In the face of its own staffing issues, he said the city should consider simply renting hotel rooms for quarantining shelter residents and get reimbursed by the federal government.

“This is an incredibly solvable problem,” he said. “During the first round of COVID, we made quarantine spaces available — we had more than we needed. And then we watched omicron come.”

In a written statement, city spokesperson Sara Peterson said that the city has taken steps to address the issue but that the quarantine site “will never be open 24 hours, seven days a week.” The city has prioritized residents at congregate shelters, which include some SELF facilities, and has added transportation and staff to “allow for more admissions throughout the day.”

Recently, the city has shortened quarantines at its COVID isolation site; release is now contingent on being asymptomatic and taking two negative tests on the fifth and sixth days of quarantine, Hersh said, compared with the previous 10 to 14 days of quarantine for site residents.

“That test for discharge has really created a lot of space,” she said. “And if those folks come out, they’ve already had COVID, and test negative on two occasions and have no symptoms, they’re presumed to be immune, and can be placed anywhere.”

Hinson added that a testing shortage at the shelters themselves is making the environment that much more dangerous for residents and staff. OHS can’t test every shelter resident regularly because of that shortage, Hersh said; instead, new residents are tested when they arrive.

“You have to just assume we’re all positive and infectious whether we know it or not,” Hersh said, “because we can’t test all the time.”

Hinson said that’s a gamble his shelter residents can’t afford, especially in facilities that don’t have the space to quarantine residents effectively.

“They have to do more around providing safe spaces for people who have COVID. The answer isn’t to say to SELF, in a site where all your bathrooms are shared, where you have one space for people to eat, where all of your showers are shared, ‘You have to keep people who are COVID-positive.’”

‘You can’t come back in’

For residents, the latest surge has just compounded the uncertainty of life in a shelter.
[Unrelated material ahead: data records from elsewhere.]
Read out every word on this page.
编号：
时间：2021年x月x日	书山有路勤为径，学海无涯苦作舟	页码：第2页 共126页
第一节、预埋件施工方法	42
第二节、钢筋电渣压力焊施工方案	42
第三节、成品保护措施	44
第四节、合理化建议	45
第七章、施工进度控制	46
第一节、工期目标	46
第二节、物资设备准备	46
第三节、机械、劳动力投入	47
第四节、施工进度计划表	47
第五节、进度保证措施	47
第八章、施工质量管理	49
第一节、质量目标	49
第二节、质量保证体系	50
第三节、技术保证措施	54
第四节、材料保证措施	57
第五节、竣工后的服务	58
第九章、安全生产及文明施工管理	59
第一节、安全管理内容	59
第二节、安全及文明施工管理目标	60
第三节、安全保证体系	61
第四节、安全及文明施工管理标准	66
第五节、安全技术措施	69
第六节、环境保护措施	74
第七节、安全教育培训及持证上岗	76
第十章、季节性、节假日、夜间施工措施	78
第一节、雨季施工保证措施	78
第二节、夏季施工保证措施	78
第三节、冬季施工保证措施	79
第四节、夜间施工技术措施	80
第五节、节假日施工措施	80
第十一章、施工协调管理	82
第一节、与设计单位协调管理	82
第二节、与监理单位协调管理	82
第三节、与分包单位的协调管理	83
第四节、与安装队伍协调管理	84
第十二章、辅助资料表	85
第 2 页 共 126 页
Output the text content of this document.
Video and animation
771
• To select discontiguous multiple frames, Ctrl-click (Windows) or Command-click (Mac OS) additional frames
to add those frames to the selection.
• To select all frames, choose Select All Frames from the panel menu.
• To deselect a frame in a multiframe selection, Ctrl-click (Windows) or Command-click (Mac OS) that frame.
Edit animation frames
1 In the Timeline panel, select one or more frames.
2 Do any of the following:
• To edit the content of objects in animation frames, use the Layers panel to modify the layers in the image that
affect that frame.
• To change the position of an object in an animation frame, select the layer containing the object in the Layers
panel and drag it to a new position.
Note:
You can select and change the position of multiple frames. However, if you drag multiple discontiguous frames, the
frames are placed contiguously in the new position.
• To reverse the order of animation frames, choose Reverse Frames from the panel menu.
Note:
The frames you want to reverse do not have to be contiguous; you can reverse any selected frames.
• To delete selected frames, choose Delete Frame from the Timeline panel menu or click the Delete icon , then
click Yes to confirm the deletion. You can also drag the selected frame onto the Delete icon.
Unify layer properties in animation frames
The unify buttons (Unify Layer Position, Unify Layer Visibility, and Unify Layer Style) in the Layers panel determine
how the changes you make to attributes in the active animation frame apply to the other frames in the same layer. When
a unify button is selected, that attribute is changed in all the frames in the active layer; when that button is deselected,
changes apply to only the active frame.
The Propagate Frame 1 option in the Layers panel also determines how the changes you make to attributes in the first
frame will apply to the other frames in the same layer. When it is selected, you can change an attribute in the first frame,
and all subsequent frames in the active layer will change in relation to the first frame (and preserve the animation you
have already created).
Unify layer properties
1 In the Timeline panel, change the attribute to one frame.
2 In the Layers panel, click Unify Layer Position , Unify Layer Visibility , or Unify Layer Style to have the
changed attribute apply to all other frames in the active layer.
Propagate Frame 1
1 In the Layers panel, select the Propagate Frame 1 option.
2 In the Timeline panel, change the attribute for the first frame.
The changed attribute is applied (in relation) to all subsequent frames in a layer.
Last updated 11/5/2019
Sean Mahoney, who’s been homeless for about four months, said he had been staying at Sunday Breakfast Mission, a Center City shelter, late last year when staff there identified an outbreak.

“They said, ‘If you go out, you can’t come back in for two weeks,’” he said. (Under OHS policy, shelters that identify a COVID case must close admissions for 14 days.)

Mahoney had tested negative. But he suffers from PTSD and worried about how a lockdown — inside with more than 100 other people — would affect his mental health. “With my PTSD, I prefer being outside unless it’s super freezing,” he said. He decided he’d rather take his chances on the street.

The frigid weather this week has further complicated the situation.

“Our policy is not to turn anyone away, regardless of COVID status,” Hersh said. “Freezing to death is a bigger problem, in all likelihood, than the odds of getting COVID.”

When the quarantine and isolation site is at capacity, she said, shelters can institute “cohort isolation,” rooming COVID-positive residents together, away from the rest of the population. During the “code blue” — periods of extreme cold when OHS opens additional shelter beds — “we are asking our sites for flexibility,” Hersh said.

Hinson says shelter officials are often balancing the city policies against the reality of caring for vulnerable people with few staff and resources.

“What do you do about a person who is having a mental health challenge and can’t commit to wearing a mask indoors? What do you do about that when you’re not testing people?” he said. “What do you do when the quarantine location is closed in the evening, and people test positive, and they have no place to go but in a shelter?”